Página de “Escuta, Formosa Márcia” Divulgação/Veneta
Moon e Bá começaram carreira com o aclamado fanzine underground “10 pãezinhos”, passando por revistas independentes e até uma adaptação da novela “O Alienista” (Quadrinhos na Cia, 2022), de Machado de Assis, para as HQs antes de “Daytripper”. A dupla também já trabalhou em parceria com Mike Mignola, criador do personagem Hellboy, publicou uma tira dominical na Folha de S.Paulo e adaptou para os quadrinhos o romance “Dois Irmãos” (Quadrinhos na Cia, 2015), de Milton Hatoum, e o conto “Como Falar com Garotas em Festas”, de Neil Gaiman. Mais recentemente, a HQ “Umbrella Academy” um trabalho de Bá em parceria com Gerard Way, vocalista da banda My Chemical Romance, virou uma série de sucesso na Netflix – com uma nova temporada a caminho em junho.

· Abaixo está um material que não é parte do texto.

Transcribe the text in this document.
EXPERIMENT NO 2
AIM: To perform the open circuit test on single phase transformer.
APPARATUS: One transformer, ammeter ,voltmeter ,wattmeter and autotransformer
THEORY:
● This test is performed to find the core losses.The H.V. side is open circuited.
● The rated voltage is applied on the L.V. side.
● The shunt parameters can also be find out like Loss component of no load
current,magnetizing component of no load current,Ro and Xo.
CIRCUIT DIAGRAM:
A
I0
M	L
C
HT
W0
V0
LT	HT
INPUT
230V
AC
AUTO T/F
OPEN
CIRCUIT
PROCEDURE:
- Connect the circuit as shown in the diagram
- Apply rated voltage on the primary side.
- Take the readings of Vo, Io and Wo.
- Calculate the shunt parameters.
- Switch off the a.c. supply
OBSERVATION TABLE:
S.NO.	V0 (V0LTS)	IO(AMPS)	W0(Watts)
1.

Nos últimos dois anos, no entanto, Moon conta que os irmãos não conseguiram trabalhar juntos devido ao isolamento. Hoje, ainda em ritmo mais lento do que o usual, eles vêm retomando essa parceria. “Trabalhar junto – especialmente no mesmo lugar, como voltamos a fazer agora – não é a norma dos quadrinistas, mas ajuda a gente a abandonar essa sensação de que ninguém vê o que a gente faz”, revela o artista.
Além desses temas, Moon também conversa com Gama sobre a nova geração de quadrinistas brasileiros, a falta que fazem os eventos de quadrinhos e como anda esse mercado por aqui.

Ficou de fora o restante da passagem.